FOUR PAWS ON STRIDING EDGE

Image for article FOUR PAWS ON STRIDING EDGE

Graham Thompson, Technical Editor of Trail Magazine is also a fully-qualified expert in pet behaviour. This issue Graham considers taking dogs onto technical terrain.


Walking in the hills may follow simple paths but sometimes can involve tackling more technical terrain, and amongst the questions I’m often asked is a recurring one along the lines of, “Can I take my dog along Striding Edge on Helvellyn?”

Striding Edge is a narrow, rocky ridge on the route leading from Glenridding to the summit of Helvellyn. There is a Public Right of Way along the ridge, so you and your dog certainly have a right of access to the ridge and plenty of dogs do follow this route. However Striding Edge is exposed with big drops in places, so it is not a route to be followed without careful consideration of your own abilities or those of your dog.

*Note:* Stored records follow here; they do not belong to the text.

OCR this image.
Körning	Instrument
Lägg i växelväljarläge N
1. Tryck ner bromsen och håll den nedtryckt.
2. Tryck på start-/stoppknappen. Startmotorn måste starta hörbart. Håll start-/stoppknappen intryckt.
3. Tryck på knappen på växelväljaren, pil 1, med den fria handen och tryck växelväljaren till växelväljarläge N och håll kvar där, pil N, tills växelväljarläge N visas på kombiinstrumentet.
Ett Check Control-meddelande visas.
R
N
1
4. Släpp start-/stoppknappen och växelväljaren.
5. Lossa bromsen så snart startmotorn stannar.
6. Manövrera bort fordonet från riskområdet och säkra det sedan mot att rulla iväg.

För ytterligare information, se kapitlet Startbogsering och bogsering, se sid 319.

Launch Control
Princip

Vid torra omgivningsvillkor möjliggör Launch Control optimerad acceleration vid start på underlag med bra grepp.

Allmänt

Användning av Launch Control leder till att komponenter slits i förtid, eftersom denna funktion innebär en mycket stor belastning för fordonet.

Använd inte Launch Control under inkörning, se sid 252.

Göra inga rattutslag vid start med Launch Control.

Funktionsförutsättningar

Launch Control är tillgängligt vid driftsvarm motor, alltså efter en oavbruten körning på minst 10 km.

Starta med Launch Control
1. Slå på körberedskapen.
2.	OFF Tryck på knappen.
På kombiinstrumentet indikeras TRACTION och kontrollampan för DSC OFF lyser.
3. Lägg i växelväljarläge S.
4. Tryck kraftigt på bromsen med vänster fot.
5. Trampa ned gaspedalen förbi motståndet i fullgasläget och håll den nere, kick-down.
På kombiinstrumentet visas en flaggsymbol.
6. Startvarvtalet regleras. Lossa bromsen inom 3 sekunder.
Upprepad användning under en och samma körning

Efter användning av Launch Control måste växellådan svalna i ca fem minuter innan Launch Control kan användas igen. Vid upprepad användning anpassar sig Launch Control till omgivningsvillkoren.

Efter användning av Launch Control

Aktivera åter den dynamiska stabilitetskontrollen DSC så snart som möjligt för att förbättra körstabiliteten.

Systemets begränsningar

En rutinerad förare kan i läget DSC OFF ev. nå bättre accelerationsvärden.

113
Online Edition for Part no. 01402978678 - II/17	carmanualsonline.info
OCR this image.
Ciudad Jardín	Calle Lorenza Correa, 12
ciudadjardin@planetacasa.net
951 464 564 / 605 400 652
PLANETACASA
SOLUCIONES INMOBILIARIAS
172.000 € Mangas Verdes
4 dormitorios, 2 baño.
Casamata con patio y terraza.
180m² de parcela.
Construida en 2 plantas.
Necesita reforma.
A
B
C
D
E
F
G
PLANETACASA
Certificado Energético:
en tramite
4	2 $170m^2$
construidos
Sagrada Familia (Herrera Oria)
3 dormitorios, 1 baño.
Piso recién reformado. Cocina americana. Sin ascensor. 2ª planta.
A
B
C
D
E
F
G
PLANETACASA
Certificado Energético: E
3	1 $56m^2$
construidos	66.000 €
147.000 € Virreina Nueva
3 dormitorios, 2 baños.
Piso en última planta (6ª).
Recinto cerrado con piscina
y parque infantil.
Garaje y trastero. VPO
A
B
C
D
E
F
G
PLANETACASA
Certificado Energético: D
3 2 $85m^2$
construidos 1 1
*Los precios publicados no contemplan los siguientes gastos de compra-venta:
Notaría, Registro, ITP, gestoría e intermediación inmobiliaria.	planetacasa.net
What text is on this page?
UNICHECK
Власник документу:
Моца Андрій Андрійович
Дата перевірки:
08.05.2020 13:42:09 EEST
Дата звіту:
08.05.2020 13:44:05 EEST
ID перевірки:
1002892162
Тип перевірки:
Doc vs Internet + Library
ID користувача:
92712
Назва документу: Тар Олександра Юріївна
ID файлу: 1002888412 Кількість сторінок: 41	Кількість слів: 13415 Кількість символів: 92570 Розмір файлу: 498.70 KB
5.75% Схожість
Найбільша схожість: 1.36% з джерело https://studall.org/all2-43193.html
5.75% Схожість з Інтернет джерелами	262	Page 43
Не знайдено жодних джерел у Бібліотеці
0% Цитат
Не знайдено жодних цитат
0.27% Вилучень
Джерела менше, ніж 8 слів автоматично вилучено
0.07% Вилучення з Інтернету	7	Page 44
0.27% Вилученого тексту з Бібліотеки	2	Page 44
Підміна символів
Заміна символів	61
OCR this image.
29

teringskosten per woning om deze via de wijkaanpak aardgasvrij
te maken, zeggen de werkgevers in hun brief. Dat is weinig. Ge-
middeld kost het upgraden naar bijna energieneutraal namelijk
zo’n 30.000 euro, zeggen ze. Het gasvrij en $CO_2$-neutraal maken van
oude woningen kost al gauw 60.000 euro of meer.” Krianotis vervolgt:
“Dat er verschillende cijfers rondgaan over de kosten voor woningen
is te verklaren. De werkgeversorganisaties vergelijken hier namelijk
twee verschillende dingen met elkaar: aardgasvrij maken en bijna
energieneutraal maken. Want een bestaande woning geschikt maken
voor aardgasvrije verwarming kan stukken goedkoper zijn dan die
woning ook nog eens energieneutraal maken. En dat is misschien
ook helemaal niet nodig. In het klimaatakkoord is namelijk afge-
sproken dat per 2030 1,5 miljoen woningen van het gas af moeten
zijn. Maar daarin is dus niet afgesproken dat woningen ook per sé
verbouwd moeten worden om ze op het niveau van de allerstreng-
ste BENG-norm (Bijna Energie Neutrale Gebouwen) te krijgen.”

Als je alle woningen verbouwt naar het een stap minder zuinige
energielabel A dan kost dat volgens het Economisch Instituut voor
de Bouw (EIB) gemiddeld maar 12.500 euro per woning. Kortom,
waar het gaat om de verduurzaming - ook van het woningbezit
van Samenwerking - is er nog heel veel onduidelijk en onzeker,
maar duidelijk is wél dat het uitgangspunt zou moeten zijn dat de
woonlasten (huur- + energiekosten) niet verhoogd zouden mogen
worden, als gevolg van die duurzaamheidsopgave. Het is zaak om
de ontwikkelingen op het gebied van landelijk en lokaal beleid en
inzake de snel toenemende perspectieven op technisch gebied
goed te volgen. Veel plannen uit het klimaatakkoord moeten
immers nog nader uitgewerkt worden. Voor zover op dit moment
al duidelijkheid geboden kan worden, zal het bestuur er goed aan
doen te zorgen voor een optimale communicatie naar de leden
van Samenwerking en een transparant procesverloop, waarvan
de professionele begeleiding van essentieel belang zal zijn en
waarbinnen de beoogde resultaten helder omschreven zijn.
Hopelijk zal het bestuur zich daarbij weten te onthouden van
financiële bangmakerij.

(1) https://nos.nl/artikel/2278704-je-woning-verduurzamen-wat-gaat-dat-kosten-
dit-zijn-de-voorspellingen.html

The first consideration is your own ability to tackle the route, as the dog may be entirely reliant on your judgement and abilities to manage its progress along the ridge. Dogs can easily sense their owner’s stress and so if you are frightened on Striding Edge, then your dog will probably be more anxious too and this could cause you both to have difficulties. So I’d firstly recommend you tackle the route yourself before taking your dog along, unless you have done lots of similar routes of course and are well aware of your skill levels and are confident on grade one scrambles and other rocky ridges.

Your dog’s physical and psychological ability also has to be careful considered. It is generally not recommended that dogs tackle long mountain days until they are at least one year old because they may not have the physical development to prevent injuries to themselves on such challenging terrain. But even older dogs may struggle on Striding Edge if they are not fit, agile and used to scrambling over rocky ground all day and it is common for less well prepared dogs to develop sore foot pads and extreme fatigue which may mean the dog just wants to stop and lie down halfway along the route. Other dogs may be just too frightened by the exposure, or the mental demands of trying to find a route over the boulders. So I’d recommend you build the dog up to the challenge by first taking him/her on smaller rocky ridges and then gradually working up to Striding Edge.

The size and weight of the dog is particularly important to consider here. A small dog can easily be carried by its owner, but it would take a team of people to carry a 40kg dog such as a healthy male Rhodesian Ridgeback off the mountain!

To keep your dog safe, a Ruffwear Webmaster Harness is an ideal piece of kit as it allows you to assist the dog over terrain without pulling on the dog’s neck collar, which could be painful and stressful for the dog.

So only you can decide if you and your dog are ready for Striding Edge, but for those that are well prepared it is certainly a great day out.